There are, indeed, several such mAb based treatments. From the Mayo Clinic:

The monoclonal antibody drug rituximab (Rituxan) attaches to a specific protein (CD20) found only on B cells, one type of white blood cell. Certain types of lymphomas arise from these same B cells. When rituximab attaches to this protein on the B cells, it makes the cells more visible to the immune system, which can then attack.


Cetuximab (Erbitux), a monoclonal antibody approved to treat colon cancer and head and neck cancers, attaches to receptors on cancer cells that accept a certain growth signal (epidermal growth factor). Blocking this signal from reaching its target on the cancer cells may slow or stop the cancer from growing.


The monoclonal antibody bevacizumab (Avastin) targets a growth signal called vascular endothelial growth factor (VEGF) that cancer cells send out to attract new blood vessels. Bevacizumab intercepts a tumor's VEGF signals and stops them from connecting with their targets.


Ibritumomab (Zevalin), approved for non-Hodgkin's lymphoma, combines a monoclonal antibody with radioactive particles. The ibritumomab monoclonal antibody attaches to receptors on cancerous blood cells and delivers the radiation.


Ado-trastuzumab emtansine (Kadcyla) is one such drug approved to treat HER2-positive breast cancer. Ado-trastuzumab emtansine contains an antibody that attaches to the HER2 receptors on the breast cancer cells. The cancer cells then ingest the antibody, which releases a few molecules of chemotherapy.

It does eliminate side effects, although the treatment is not side effect-free.

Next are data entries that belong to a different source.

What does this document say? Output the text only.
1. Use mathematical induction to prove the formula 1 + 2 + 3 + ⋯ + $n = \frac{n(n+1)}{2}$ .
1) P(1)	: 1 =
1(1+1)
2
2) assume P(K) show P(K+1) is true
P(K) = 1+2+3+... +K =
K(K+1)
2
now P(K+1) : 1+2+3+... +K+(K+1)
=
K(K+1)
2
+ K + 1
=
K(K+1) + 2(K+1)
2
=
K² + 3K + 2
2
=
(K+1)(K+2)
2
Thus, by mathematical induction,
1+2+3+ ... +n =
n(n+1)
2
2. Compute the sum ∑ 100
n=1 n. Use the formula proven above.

Personally, my suspicion with this approach is this: At its heart, cancer is a problem of uncontrolled cell division. Most cells in the body do not divide rapidly, and this slowing down of proliferation is integrated into differentiation into whatever tissue the cells are in. The most obvious cells that divide rapidly are stem cells (themselves carcinogenic!). Furthermore, it seems to be a common theme in cancer that the less differentiated (or more de-differentiated) you are, the more easily you divide, and hence the nastier the cancer you generate.

As such, the worst cancers out there are going to be very undifferentiated, and express few eligible surface markers. What's more, tumors evolve. If you start selecting against cells which express your marker, you will encourage the tumor to simply evolve and stop expressing that marker. Back to the benchside to look for a new marker - meanwhile your patient gets worse and worse.

This is why generalized chemotherapies (or radiotherapy) are so attractive. They attack the rapid division of cancer cells, and the cancer cells cannot evolve to lose this property, because if they did, they would not be cancer cells.